At the start of the computer revolution, pundits began predicting a "paperless" office. In point of fact, however, computers have become the most prolific printing machines in history. The paperless office remains a dream.
Yet computers have evolved to the point where they provide the potential to reduce the volume of paper through which you must plow in order to understand your business. "Executive Information System" (or EIS) is the most common term used for the unified collections of computer hardware and software that track the essential data of a business' daily performance and present it to managers as an aid to their planning and decision-making.

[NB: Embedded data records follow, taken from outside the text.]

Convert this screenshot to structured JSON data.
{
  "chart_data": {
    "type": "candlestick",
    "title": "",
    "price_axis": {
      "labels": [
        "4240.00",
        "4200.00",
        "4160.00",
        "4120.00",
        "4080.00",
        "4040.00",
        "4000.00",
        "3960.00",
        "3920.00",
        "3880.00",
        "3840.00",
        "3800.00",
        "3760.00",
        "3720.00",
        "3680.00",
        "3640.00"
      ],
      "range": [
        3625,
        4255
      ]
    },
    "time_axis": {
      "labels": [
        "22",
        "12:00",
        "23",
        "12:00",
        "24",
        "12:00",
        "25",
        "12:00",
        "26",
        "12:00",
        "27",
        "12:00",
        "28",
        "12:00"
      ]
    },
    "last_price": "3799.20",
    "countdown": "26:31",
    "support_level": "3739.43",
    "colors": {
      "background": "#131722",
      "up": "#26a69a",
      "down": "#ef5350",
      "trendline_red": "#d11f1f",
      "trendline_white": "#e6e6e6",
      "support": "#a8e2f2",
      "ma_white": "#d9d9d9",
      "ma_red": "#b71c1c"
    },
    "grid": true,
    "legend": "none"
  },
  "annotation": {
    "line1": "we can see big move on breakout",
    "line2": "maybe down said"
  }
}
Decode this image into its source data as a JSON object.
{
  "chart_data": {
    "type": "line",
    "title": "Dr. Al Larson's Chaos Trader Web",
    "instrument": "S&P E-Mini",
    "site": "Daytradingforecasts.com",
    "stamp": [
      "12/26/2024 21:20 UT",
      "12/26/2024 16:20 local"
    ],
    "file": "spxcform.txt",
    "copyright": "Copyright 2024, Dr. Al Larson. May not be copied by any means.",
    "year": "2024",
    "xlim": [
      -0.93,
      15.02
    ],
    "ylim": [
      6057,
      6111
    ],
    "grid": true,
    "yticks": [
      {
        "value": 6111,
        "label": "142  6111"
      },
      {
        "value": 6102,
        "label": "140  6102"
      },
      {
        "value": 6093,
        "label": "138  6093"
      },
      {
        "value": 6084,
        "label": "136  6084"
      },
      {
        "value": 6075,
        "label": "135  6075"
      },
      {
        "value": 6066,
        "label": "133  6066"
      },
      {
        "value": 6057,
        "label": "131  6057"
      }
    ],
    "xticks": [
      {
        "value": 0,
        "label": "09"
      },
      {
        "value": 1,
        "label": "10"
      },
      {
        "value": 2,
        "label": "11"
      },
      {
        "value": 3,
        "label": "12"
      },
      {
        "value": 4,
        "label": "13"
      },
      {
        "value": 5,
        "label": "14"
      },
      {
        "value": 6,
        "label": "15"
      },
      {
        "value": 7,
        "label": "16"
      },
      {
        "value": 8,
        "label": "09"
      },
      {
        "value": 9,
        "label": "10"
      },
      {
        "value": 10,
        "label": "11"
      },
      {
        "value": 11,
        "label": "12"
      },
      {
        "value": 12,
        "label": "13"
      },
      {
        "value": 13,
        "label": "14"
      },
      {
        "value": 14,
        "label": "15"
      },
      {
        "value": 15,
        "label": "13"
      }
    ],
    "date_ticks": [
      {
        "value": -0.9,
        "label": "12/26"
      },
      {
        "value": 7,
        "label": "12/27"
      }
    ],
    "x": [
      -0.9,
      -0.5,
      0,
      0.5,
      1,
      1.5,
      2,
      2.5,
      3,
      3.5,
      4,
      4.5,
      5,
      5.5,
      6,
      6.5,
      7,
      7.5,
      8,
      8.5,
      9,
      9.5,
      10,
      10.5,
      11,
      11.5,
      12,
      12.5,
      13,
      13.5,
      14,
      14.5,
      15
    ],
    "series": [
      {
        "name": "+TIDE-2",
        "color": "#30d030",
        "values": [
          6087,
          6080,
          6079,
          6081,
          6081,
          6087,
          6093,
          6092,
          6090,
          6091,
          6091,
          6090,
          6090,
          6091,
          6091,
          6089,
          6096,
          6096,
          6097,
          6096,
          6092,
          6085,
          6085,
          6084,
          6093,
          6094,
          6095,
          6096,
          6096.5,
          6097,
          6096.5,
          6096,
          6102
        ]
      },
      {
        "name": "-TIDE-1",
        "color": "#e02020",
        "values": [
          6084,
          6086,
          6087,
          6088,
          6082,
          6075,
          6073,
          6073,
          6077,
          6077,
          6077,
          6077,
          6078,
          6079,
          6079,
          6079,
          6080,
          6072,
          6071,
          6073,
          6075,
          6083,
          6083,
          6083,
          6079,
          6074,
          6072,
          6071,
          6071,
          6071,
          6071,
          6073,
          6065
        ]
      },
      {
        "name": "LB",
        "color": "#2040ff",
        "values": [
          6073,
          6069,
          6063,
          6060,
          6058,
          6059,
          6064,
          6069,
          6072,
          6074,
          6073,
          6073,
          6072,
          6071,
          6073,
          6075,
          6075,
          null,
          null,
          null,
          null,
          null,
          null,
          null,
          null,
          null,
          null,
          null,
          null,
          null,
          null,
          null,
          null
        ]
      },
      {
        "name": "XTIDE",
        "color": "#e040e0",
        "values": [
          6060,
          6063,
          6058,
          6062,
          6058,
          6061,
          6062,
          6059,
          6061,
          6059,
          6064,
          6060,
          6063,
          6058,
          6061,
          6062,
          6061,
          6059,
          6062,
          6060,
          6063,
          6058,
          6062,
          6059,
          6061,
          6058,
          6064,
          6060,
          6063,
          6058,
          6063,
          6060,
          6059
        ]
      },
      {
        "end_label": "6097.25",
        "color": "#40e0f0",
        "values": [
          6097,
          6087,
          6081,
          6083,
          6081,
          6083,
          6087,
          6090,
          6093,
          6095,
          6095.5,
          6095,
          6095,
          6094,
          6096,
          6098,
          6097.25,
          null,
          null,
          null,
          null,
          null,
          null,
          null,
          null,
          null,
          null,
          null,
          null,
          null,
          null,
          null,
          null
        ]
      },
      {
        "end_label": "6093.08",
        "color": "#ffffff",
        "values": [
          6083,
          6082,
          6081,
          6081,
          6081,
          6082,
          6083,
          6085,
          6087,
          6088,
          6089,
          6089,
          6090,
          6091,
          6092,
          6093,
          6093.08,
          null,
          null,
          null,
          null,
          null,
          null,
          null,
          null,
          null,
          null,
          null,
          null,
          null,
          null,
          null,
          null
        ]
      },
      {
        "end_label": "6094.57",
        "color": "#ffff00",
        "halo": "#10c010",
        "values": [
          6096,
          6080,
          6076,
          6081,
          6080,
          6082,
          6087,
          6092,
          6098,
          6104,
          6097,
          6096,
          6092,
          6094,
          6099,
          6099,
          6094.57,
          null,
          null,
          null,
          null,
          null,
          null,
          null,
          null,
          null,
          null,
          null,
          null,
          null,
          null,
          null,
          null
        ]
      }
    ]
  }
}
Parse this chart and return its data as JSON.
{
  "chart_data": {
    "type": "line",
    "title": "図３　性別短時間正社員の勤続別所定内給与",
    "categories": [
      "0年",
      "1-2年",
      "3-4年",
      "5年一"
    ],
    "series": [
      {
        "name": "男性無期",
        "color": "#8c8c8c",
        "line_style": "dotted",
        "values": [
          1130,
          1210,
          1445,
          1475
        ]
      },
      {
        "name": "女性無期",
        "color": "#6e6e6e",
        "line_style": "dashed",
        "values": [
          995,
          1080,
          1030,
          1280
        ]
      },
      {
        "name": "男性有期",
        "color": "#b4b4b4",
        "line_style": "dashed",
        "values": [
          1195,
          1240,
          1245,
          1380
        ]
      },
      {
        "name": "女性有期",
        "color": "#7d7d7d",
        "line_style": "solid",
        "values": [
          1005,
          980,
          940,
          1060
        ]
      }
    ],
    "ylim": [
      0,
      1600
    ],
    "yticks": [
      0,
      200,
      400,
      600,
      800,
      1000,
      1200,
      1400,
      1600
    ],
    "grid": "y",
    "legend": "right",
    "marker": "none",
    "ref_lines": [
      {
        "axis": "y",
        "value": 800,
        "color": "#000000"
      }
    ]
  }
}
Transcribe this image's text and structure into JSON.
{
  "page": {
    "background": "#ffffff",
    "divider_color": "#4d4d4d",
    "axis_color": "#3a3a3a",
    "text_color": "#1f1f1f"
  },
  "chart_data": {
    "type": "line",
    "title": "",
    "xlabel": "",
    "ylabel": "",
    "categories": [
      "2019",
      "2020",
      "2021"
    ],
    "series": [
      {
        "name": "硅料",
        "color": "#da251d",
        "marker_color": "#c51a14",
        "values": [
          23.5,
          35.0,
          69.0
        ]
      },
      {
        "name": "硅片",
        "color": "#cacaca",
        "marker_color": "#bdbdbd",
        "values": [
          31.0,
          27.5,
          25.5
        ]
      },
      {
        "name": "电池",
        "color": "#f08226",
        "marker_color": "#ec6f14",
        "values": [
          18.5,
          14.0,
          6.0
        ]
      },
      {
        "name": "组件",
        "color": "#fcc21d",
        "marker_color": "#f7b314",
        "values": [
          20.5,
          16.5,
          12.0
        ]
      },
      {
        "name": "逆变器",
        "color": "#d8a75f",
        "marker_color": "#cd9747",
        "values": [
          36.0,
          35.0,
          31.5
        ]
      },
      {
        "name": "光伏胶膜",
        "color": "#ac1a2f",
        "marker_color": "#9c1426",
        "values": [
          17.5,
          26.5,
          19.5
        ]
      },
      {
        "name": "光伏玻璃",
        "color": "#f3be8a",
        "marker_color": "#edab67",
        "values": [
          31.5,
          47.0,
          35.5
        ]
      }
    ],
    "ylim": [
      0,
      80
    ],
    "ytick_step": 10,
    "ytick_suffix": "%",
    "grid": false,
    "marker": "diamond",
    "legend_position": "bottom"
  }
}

Automated EIS of one kind or another have been around for a dozen years, but didn't catch on as well as simpler and more familiar business aids like automated spreadsheets or accounting systems. One reason is that computers are only now becoming fast and inexpensive enough to let an EIS do all the computations required to appeal to the typical manager. A typical desktop computer of today has all the number-crunching power of a typical mainframe costing $1 million or more a few years ago. And this is supplemented with powerful on-line graphics capabilities and sophisticated mouse-driven software that can easily display reams of information in a few self-generated charts. In these days of proliferating computers and off-the-shelf graphical interfaces and graphical presentation programs, EIS's are starting to look very good--and relatively inexpensive.
Another reason that many companies may have gone slow with EIS until today is that their daily sales and production data haven't been automated as completely as they must be if an EIS is to reflect the real world performance of the business. But with inexpensive point-of-sale terminals capturing sales data and wireless computers operating in the warehouse and the manufacturing floor, it's becoming very easy for an organization to computerize all its data continually and automatically. Many organizations have more than enough automated data input to keep a simple but effective EIS well supplied with up-to-the-minute information.